The U.S. military has been instrumental in developing new technology, helping it develop so that it can be adopted by the private and consumer markets. The military has geared up another project that allows for large scale mobile solar energy systems.
As traditional energy costs and the military’s need for energy continue to rise solar technology for remote locations has become an interesting prospect brought on by SunDial Capital Partners.
Founded in 2009, SunDial created a mobile solar energy unit specific for on the move military operations and operations in remote locations. These units come in 20-foot long containers that are packed with 120 photovoltaic panels that can be set up into a fully functional solar field within 2 hours. Once unpacked, the container itself can then be used as a field operations facility.
A single unit can produce 28.8 kW of power and charge 64 storage batteries stored in the container’s floor so that the power can be used in the container at night. If the battery power begins to dwindle, a diesel generator kicks in to provide power until the sun comes up and the panels begin producing power causing the generator to shut off.
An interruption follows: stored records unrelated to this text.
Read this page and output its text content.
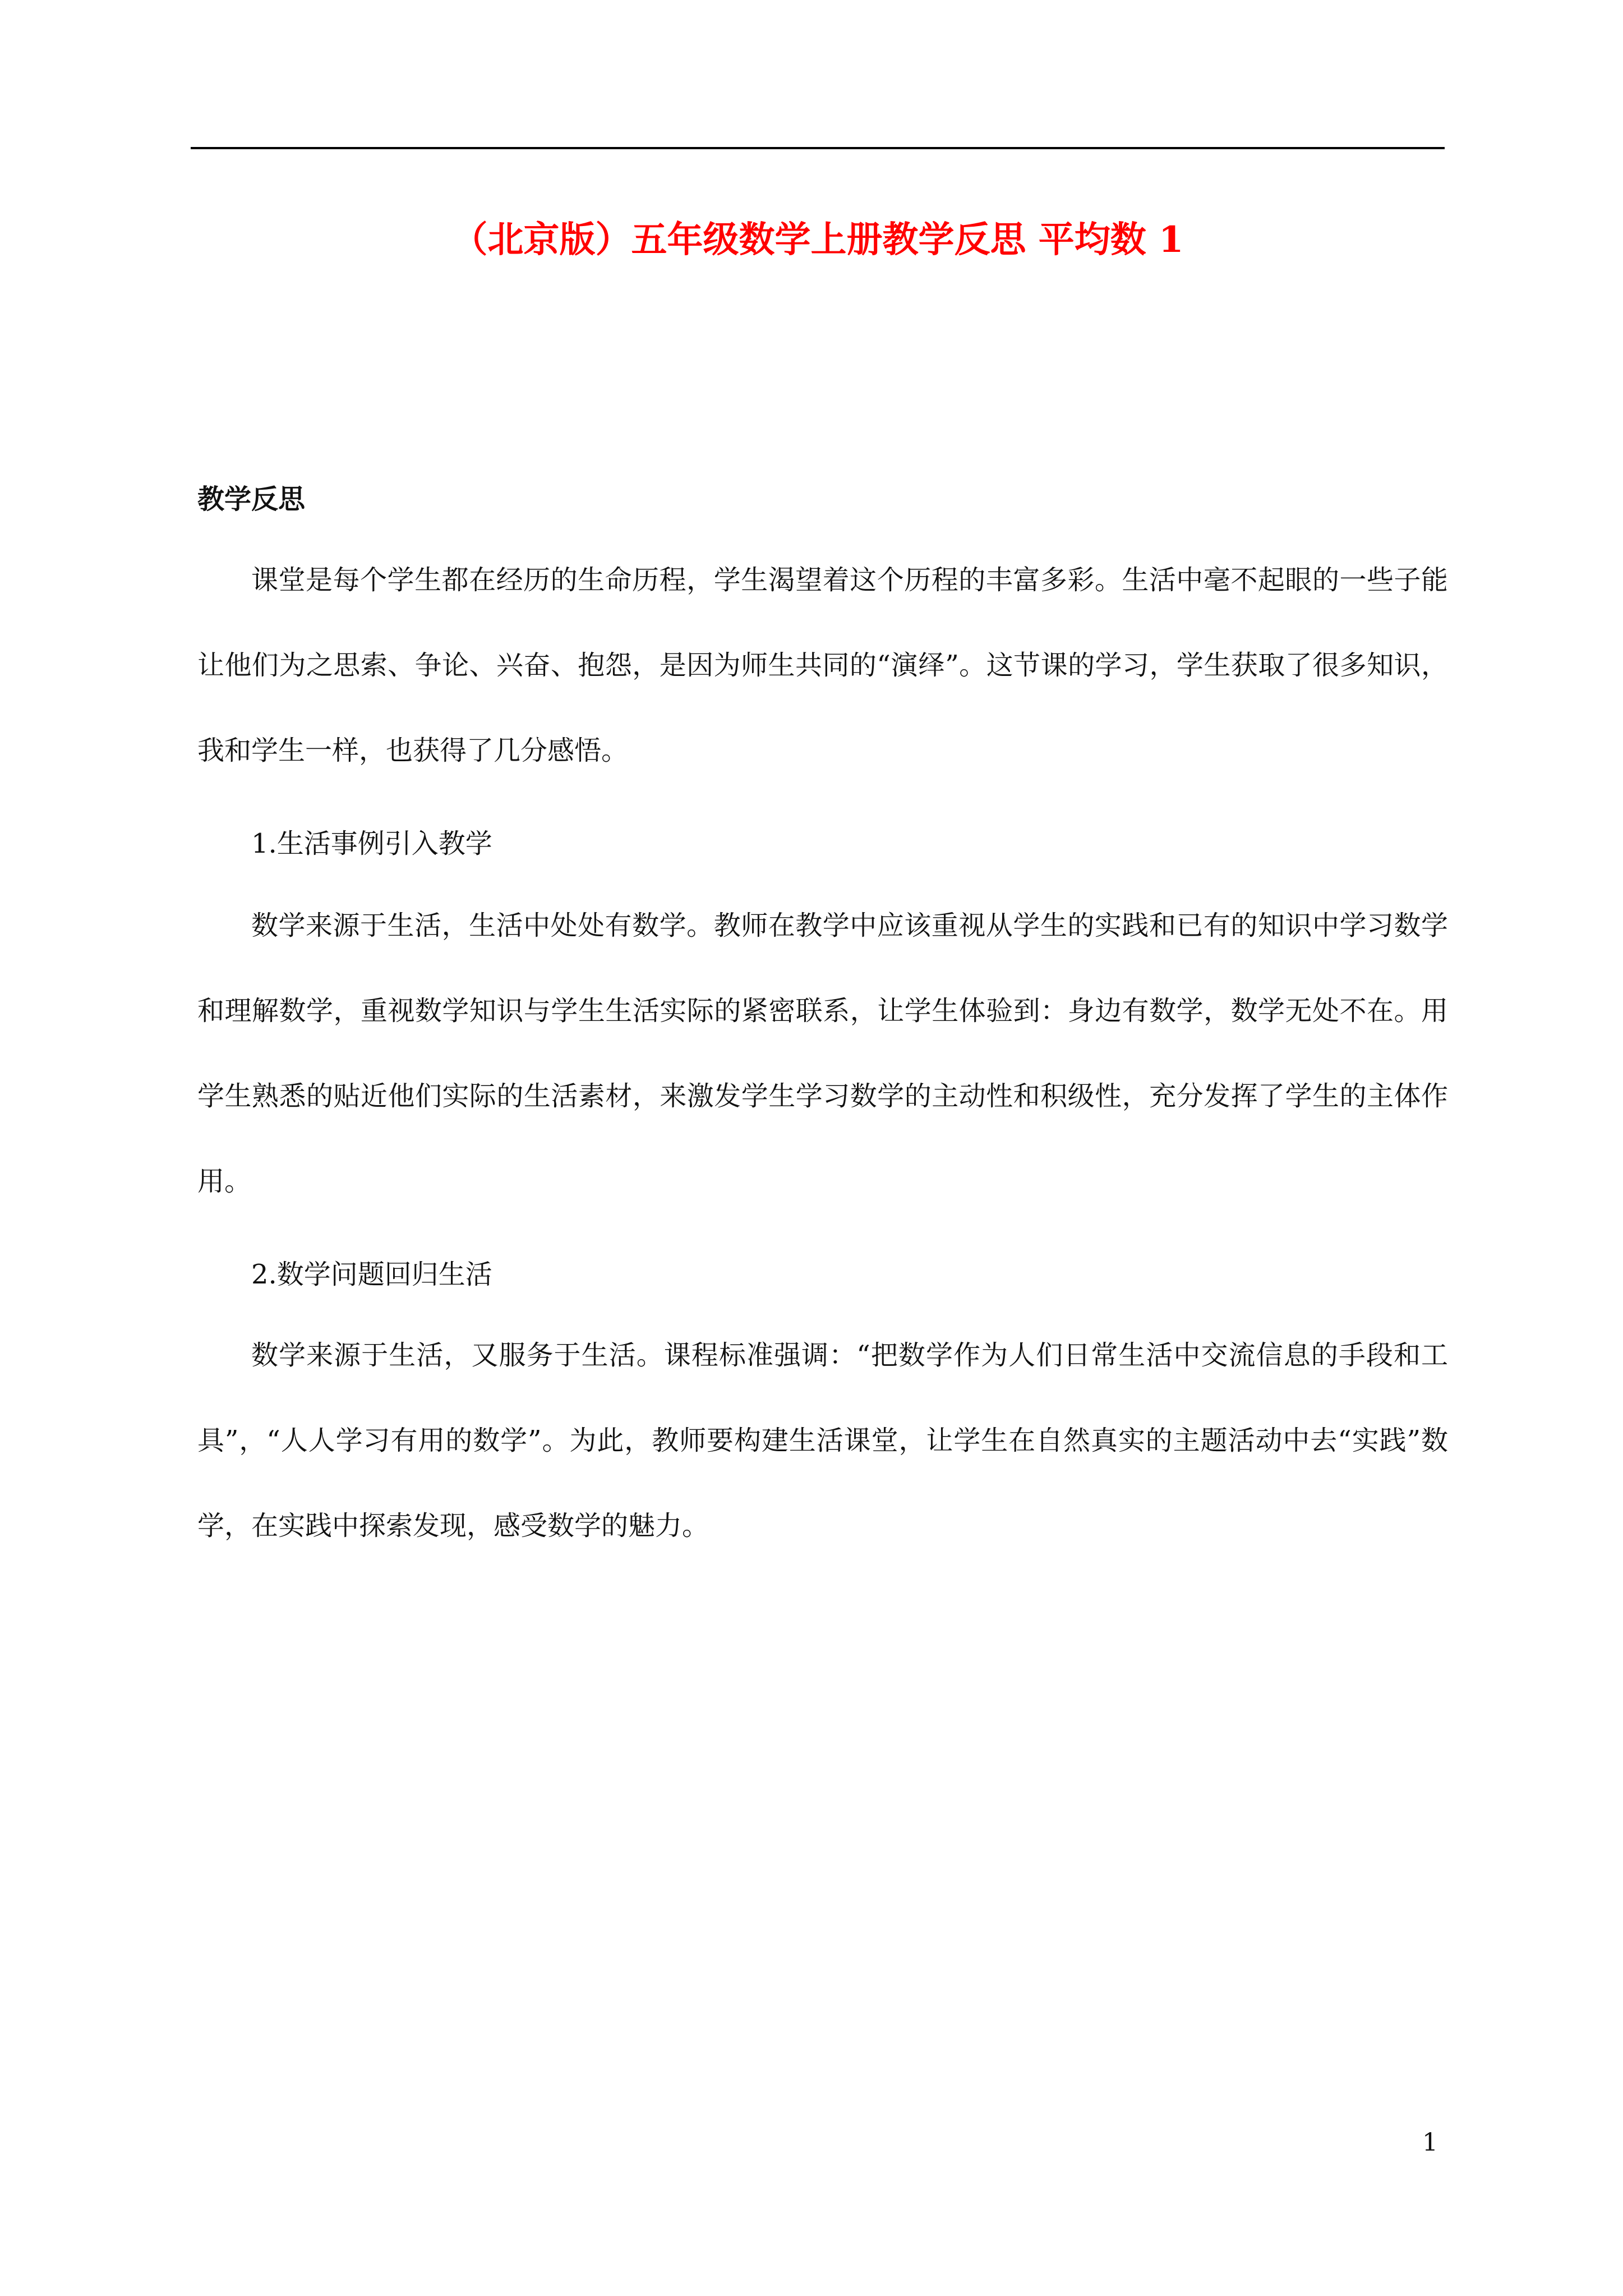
（北京版）五年级数学上册教学反思 平均数 1
教学反思

课堂是每个学生都在经历的生命历程，学生渴望着这个历程的丰富多彩。生活中毫不起眼的一些子能让他们为之思索、争论、兴奋、抱怨，是因为师生共同的“演绎”。这节课的学习，学生获取了很多知识，我和学生一样，也获得了几分感悟。

1.生活事例引入教学

数学来源于生活，生活中处处有数学。教师在教学中应该重视从学生的实践和已有的知识中学习数学和理解数学，重视数学知识与学生生活实际的紧密联系，让学生体验到：身边有数学，数学无处不在。用学生熟悉的贴近他们实际的生活素材，来激发学生学习数学的主动性和积级性，充分发挥了学生的主体作用。

2.数学问题回归生活

数学来源于生活，又服务于生活。课程标准强调：“把数学作为人们日常生活中交流信息的手段和工具”，“人人学习有用的数学”。为此，教师要构建生活课堂，让学生在自然真实的主题活动中去“实践”数学，在实践中探索发现，感受数学的魅力。

1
Though the military recognizes climate change as a potential threat to national security, right now, the military is imploring these renewable energy projects as a tactical move. With the ability to pick up and go within a few hours, remote areas that were previously unsuitable because of the diesel fuel needed to be transported can now be accessed. Relying almost completely on renewable energy decreases the need for costly and dangerous convoys for fuel. Self-sufficiency improves reliability, mobility, and most importantly, safety for our troops.
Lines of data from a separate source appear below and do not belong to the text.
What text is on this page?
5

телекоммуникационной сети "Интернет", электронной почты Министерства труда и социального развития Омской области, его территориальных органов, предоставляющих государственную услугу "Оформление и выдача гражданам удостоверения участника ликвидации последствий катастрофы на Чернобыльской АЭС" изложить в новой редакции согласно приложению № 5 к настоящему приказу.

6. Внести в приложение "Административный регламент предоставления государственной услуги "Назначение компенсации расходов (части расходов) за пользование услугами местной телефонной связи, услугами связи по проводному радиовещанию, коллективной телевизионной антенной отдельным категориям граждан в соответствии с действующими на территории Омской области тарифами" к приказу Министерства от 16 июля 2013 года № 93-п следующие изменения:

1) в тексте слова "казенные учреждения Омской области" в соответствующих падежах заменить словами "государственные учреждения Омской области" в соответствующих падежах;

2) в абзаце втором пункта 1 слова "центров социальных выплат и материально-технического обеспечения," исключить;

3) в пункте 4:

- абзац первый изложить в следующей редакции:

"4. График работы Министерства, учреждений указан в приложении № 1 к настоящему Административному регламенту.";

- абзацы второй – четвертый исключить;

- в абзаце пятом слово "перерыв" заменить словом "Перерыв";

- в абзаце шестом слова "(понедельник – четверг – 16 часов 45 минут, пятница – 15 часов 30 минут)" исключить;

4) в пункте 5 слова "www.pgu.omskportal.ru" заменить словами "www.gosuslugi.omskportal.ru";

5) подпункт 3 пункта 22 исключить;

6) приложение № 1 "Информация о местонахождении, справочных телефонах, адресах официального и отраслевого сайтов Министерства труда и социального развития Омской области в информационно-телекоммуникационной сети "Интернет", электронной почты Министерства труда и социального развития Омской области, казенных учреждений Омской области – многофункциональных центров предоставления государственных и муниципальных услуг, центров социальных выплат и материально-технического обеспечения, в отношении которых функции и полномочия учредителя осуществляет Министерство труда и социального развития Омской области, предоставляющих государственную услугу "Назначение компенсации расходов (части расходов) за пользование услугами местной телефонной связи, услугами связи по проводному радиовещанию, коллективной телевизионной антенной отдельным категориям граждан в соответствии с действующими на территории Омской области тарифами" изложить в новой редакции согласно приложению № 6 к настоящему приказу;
The idea of a mobile solar unit can apply to more contexts than just military. Anyone hoping to operate off the grid could benefit from this solar/battery/diesel hybrid system–from disaster relief efforts and rural electrification to powering outdoor concert events. With the military known for taking technologies out of their testing phases and proving viability, any private sector skeptics will be able to see applications of these hybrid systems and apply them to their specific needs.